Other cities have figured out pedestrian zones. Can DC?

Other cities have successfully carried out plans for closing streets to motor vehicles. Barcelona has a system of “superblocks,” as Stephen Hudson explained earlier this year. A superblock is a cluster of blocks in which through traffic is prohibited and the speed limit is only 10 km/h (6 mph).

This summer, Seattle is holding its “Pike People Street” program. It’s a series of ten Saturday evenings when certain blocks in the Pike/Pine area are open only to pedestrians from 6 pm to 3 am.

The city tested the concept in pilot programs it conducted in 2015 and 2016. The most important lesson it learned was that road closures work best when there’s a consistent schedule. That makes it easier for pedestrians and motorists to plan ahead. Another conclusion was that bringing in furnishings and programming, like seating and small-scale performances, can keep a street full of pedestrians from feeling too empty.

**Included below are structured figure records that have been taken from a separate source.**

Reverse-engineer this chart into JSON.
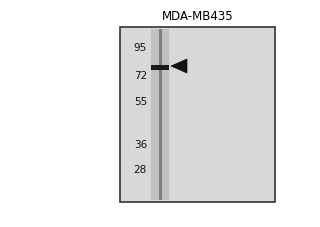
{
  "title": "MDA-MB435",
  "fig_bg": "#ffffff",
  "outer_bg": "#ffffff",
  "panel_bg": "#d8d8d8",
  "lane_bg": "#c0c0c0",
  "lane_line_color": "#808080",
  "band_color": "#1a1a1a",
  "arrow_color": "#111111",
  "border_color": "#333333",
  "mw_label_color": "#111111",
  "mw_markers": [
    95,
    72,
    55,
    36,
    28
  ],
  "band_mw": 78,
  "title_fontsize": 8.5,
  "marker_fontsize": 7.5,
  "mw_min": 22,
  "mw_max": 108
}
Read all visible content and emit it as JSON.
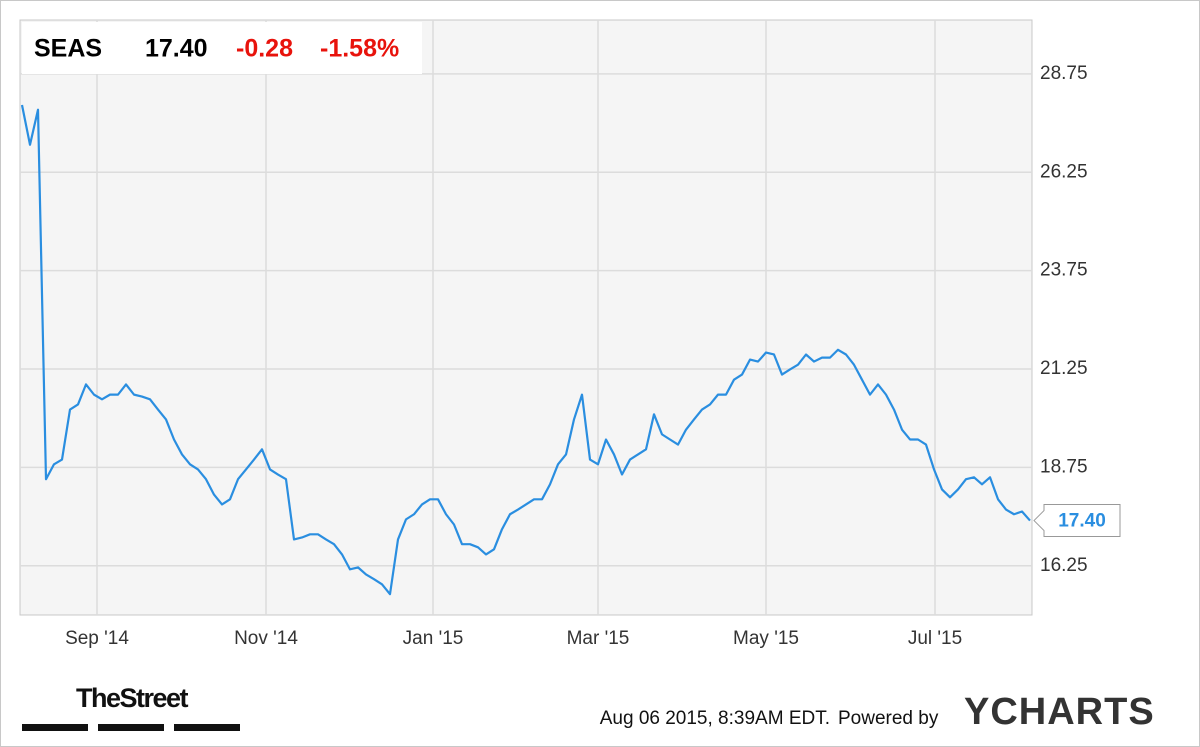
{
  "chart_data": {
    "type": "line",
    "header": {
      "price": "17.40",
      "change": "-0.28",
      "change_pct": "-1.58%"
    },
    "last_value_label": "17.40",
    "series": [
      {
        "name": "SEAS",
        "color": "#2a8ee0",
        "values": [
          27.96,
          26.95,
          27.84,
          18.45,
          18.83,
          18.95,
          20.22,
          20.35,
          20.86,
          20.6,
          20.48,
          20.6,
          20.6,
          20.86,
          20.6,
          20.55,
          20.48,
          20.22,
          19.97,
          19.46,
          19.08,
          18.83,
          18.7,
          18.45,
          18.06,
          17.81,
          17.94,
          18.45,
          18.7,
          18.95,
          19.21,
          18.7,
          18.57,
          18.45,
          16.92,
          16.97,
          17.05,
          17.05,
          16.92,
          16.8,
          16.54,
          16.16,
          16.21,
          16.03,
          15.91,
          15.78,
          15.53,
          16.92,
          17.43,
          17.56,
          17.81,
          17.94,
          17.94,
          17.56,
          17.3,
          16.8,
          16.8,
          16.72,
          16.54,
          16.67,
          17.18,
          17.56,
          17.68,
          17.81,
          17.94,
          17.94,
          18.32,
          18.83,
          19.08,
          19.97,
          20.6,
          18.95,
          18.83,
          19.46,
          19.08,
          18.57,
          18.95,
          19.08,
          19.21,
          20.1,
          19.59,
          19.46,
          19.33,
          19.71,
          19.97,
          20.22,
          20.35,
          20.6,
          20.6,
          20.98,
          21.11,
          21.49,
          21.44,
          21.67,
          21.62,
          21.11,
          21.24,
          21.36,
          21.62,
          21.44,
          21.54,
          21.54,
          21.74,
          21.62,
          21.36,
          20.98,
          20.6,
          20.86,
          20.6,
          20.22,
          19.71,
          19.46,
          19.46,
          19.33,
          18.7,
          18.19,
          17.99,
          18.19,
          18.45,
          18.5,
          18.32,
          18.5,
          17.94,
          17.68,
          17.56,
          17.63,
          17.4
        ]
      }
    ],
    "xlim": [
      0,
      126
    ],
    "xticks": [
      {
        "value": 9.375,
        "label": "Sep '14"
      },
      {
        "value": 30.5,
        "label": "Nov '14"
      },
      {
        "value": 51.375,
        "label": "Jan '15"
      },
      {
        "value": 72,
        "label": "Mar '15"
      },
      {
        "value": 93,
        "label": "May '15"
      },
      {
        "value": 114.125,
        "label": "Jul '15"
      }
    ],
    "ylim": [
      15,
      30.12
    ],
    "yticks": [
      16.25,
      18.75,
      21.25,
      23.75,
      26.25,
      28.75
    ],
    "grid": true
  },
  "footer": {
    "brand": "TheStreet",
    "timestamp": "Aug 06 2015, 8:39AM EDT.",
    "powered": "Powered by",
    "logo": "YCHARTS"
  }
}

If DC does anything to address safety on 18th Street, it will take a while. The ANC commissioners and business leaders I spoke with all agreed that it would take support from the ANC, the police, and DDOT. And they’d want to work with Uber and Lyft, WMATA, and other groups and agencies that play a role. It’s hard to make a change in the status quo, so just think how hard it would be to make a change as big closing a busy street.

“I would think it would take someone higher than an ANC level to get that rammed through,” Guthrie, the ANC chair, says.

UPDATE: This post was edited to reflect the correct name and title of Steve Taylor, who was quoted above.